A vibrant Italian minestrone of spring vegetables, tender pasta and herbs — light, fresh, and comforting.
# Ingredient list:
→ Vegetables
01 - 2 tablespoons extra-virgin olive oil
02 - 1 small onion, finely chopped
03 - 2 cloves garlic, minced
04 - 2 medium carrots, diced
05 - 2 celery stalks, diced
06 - 1 medium zucchini, diced
07 - 1 cup fresh or frozen peas
08 - 2 cups baby spinach, packed
09 - 1 cup green beans, trimmed and cut into 1-inch pieces
→ Broth
10 - 6 cups low-sodium vegetable broth
11 - 1 bay leaf
→ Pasta & Seasoning
12 - 3/4 cup small pasta (ditalini, orzo, or small shells)
13 - 1/4 cup fresh parsley, chopped
14 - 1 teaspoon salt, or to taste
15 - 1/2 teaspoon freshly ground black pepper
→ Garnish (optional)
16 - Grated Parmesan cheese (optional)
17 - Fresh basil leaves, for garnish
18 - Extra-virgin olive oil for drizzling (optional)
# Cooking steps:
01 - Heat the olive oil in a large pot over medium heat.

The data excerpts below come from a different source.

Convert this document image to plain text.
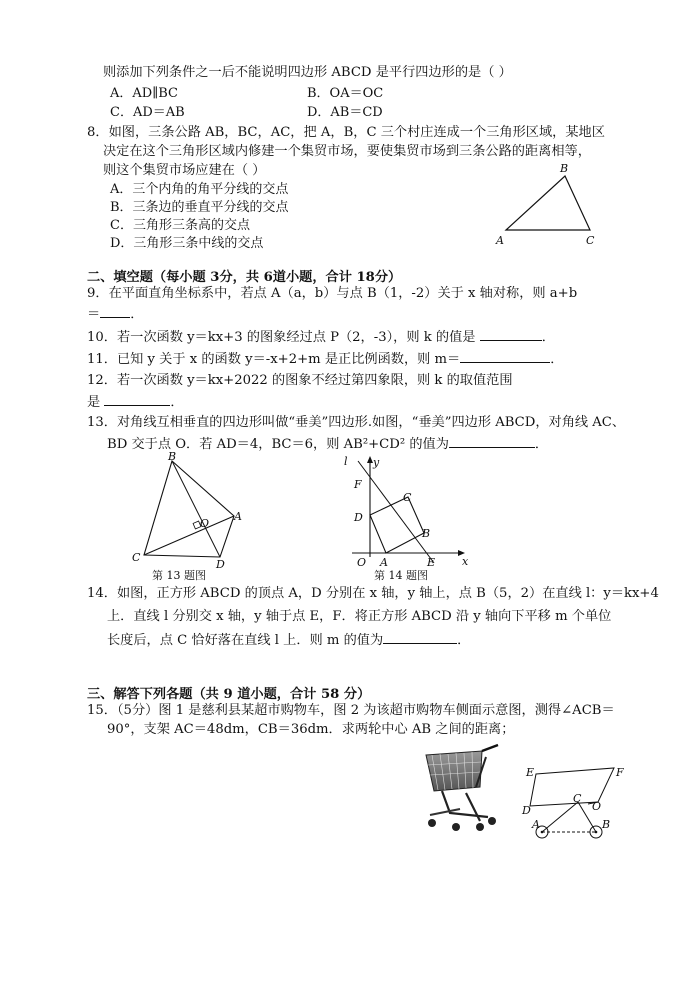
则添加下列条件之一后不能说明四边形 ABCD 是平行四边形的是（ ）
A．AD∥BC	B．OA＝OC
C．AD＝AB	D．AB＝CD
8．如图，三条公路 AB，BC，AC，把 A，B，C 三个村庄连成一个三角形区域，某地区
决定在这个三角形区域内修建一个集贸市场，要使集贸市场到三条公路的距离相等，
则这个集贸市场应建在（ ）
A．三个内角的角平分线的交点
B．三条边的垂直平分线的交点
C．三角形三条高的交点
D．三角形三条中线的交点	A
B
C
二、填空题（每小题 3分，共 6道小题，合计 18分）
9．在平面直角坐标系中，若点 A（a，b）与点 B（1，-2）关于 x 轴对称，则 a+b
＝ ．
10．若一次函数 y＝kx+3 的图象经过点 P（2，-3），则 k 的值是	．
11．已知 y 关于 x 的函数 y＝-x+2+m 是正比例函数，则 m＝	．
12．若一次函数 y＝kx+2022 的图象不经过第四象限，则 k 的取值范围
是	．
13．对角线互相垂直的四边形叫做“垂美”四边形.如图，“垂美”四边形 ABCD，对角线 AC、
BD 交于点 O．若 AD＝4，BC＝6，则 AB²+CD² 的值为	．
B
A
O
C
D
第 13 题图
l y
F
C
D
B
O A	E x
第 14 题图
14．如图，正方形 ABCD 的顶点 A，D 分别在 x 轴，y 轴上，点 B（5，2）在直线 l：y＝kx+4
上．直线 l 分别交 x 轴，y 轴于点 E，F．将正方形 ABCD 沿 y 轴向下平移 m 个单位
长度后，点 C 恰好落在直线 l 上．则 m 的值为	．
三、解答下列各题（共 9 道小题，合计 58 分）
15．（5分）图 1 是慈利县某超市购物车，图 2 为该超市购物车侧面示意图，测得∠ACB＝
90°，支架 AC＝48dm，CB＝36dm．求两轮中心 AB 之间的距离；
E	F
C
O
D
A	B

Add the finely chopped onion and cook, stirring occasionally, until translucent, about 2 to 3 minutes.
02 - Add the minced garlic, diced carrots, and diced celery to the pot and sauté until they begin to soften, about 4 minutes.

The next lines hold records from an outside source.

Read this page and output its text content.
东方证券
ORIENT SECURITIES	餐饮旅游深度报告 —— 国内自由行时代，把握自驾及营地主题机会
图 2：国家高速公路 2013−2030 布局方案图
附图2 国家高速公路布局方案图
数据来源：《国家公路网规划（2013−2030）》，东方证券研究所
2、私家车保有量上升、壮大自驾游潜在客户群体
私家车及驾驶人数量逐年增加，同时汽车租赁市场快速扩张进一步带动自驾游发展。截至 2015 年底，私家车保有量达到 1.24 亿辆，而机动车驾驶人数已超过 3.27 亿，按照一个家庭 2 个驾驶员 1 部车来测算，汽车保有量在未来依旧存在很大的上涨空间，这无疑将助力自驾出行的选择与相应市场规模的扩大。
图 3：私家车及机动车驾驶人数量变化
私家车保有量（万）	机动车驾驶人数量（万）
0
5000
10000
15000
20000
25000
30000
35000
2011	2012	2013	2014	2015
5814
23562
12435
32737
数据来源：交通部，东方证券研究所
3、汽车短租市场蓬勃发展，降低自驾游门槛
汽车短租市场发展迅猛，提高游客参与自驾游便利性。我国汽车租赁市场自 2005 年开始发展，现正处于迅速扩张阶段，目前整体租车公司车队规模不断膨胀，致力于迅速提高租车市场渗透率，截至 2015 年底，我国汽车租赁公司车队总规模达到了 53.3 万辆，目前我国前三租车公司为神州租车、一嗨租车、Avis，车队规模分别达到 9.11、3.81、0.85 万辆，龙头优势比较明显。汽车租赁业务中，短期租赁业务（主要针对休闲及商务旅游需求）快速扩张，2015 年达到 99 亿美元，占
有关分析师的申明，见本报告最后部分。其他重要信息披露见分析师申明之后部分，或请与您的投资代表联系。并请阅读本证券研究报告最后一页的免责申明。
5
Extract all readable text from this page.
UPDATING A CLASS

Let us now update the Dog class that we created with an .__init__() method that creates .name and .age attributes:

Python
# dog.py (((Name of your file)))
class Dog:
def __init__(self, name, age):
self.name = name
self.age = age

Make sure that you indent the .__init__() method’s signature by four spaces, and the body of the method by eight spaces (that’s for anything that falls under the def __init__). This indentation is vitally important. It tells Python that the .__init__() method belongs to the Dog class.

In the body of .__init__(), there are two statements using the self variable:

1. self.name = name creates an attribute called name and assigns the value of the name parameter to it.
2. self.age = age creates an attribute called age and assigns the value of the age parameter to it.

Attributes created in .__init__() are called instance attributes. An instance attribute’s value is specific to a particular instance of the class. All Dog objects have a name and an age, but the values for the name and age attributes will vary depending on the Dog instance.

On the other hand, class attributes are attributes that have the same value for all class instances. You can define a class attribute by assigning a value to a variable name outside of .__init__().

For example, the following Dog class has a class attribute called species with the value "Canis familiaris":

03 - Stir in the diced zucchini, trimmed green beans, and peas; cook for 2 minutes, tossing to combine and slightly soften the vegetables.
04 - Pour in the vegetable broth and add the bay leaf. Bring the mixture to a boil, then reduce heat to maintain a gentle simmer.

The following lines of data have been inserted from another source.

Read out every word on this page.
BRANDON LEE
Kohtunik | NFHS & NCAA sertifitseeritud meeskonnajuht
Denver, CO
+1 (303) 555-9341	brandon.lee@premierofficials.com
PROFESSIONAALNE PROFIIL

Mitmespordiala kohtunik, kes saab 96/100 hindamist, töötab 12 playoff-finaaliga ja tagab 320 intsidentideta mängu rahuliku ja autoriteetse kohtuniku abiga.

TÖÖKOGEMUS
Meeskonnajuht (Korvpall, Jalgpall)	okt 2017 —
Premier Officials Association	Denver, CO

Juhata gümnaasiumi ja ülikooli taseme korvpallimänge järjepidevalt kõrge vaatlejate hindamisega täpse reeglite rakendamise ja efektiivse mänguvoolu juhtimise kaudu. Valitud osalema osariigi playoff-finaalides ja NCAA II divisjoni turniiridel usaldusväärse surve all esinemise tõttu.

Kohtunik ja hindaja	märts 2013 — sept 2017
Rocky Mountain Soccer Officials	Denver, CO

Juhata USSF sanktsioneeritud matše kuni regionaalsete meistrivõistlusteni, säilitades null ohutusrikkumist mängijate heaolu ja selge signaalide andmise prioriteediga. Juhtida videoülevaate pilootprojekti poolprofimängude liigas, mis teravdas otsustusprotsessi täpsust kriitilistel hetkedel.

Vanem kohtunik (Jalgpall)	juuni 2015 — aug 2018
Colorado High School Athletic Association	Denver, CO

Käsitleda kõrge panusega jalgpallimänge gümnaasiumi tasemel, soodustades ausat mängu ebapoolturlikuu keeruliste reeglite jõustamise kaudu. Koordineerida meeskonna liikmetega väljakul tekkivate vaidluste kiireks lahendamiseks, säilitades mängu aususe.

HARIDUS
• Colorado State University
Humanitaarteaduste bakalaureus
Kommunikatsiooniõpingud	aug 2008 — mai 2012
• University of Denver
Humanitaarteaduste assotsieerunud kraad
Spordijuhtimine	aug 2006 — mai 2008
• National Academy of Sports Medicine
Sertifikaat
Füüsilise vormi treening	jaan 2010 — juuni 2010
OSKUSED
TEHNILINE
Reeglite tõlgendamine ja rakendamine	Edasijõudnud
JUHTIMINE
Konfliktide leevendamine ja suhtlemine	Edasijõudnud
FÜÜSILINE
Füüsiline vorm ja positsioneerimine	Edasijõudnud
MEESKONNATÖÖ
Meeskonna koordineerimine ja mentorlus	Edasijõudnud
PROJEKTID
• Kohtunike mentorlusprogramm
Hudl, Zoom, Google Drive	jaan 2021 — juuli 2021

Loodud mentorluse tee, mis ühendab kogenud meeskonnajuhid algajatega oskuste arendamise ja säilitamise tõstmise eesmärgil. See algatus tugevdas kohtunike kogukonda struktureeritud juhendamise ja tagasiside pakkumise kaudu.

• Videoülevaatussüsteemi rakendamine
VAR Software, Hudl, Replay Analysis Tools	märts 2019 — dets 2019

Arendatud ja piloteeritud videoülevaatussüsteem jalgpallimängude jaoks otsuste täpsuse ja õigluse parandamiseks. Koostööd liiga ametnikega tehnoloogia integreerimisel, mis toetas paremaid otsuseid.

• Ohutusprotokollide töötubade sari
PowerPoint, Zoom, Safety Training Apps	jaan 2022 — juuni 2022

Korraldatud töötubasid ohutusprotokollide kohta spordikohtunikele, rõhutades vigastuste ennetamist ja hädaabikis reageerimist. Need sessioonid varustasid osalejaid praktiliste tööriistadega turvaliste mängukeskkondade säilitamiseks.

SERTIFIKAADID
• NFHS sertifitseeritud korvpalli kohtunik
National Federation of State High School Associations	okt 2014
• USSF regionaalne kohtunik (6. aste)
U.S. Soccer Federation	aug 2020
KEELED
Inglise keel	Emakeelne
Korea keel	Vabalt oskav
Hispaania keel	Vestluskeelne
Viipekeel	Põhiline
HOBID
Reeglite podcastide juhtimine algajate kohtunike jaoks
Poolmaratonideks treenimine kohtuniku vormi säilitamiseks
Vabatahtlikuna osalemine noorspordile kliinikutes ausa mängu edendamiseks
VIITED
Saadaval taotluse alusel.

05 - Stir in the small pasta and cook according to package instructions, typically 8 to 10 minutes, until al dente. Stir occasionally to prevent sticking.
06 - In the final 2 minutes of cooking, add the baby spinach and chopped parsley. Stir until the spinach wilts and the herbs are fragrant.
07 - Season the soup with salt and black pepper to taste. Remove and discard the bay leaf before serving.
08 - Ladle the soup into bowls and finish with grated Parmesan, fresh basil leaves, and a light drizzle of olive oil if desired.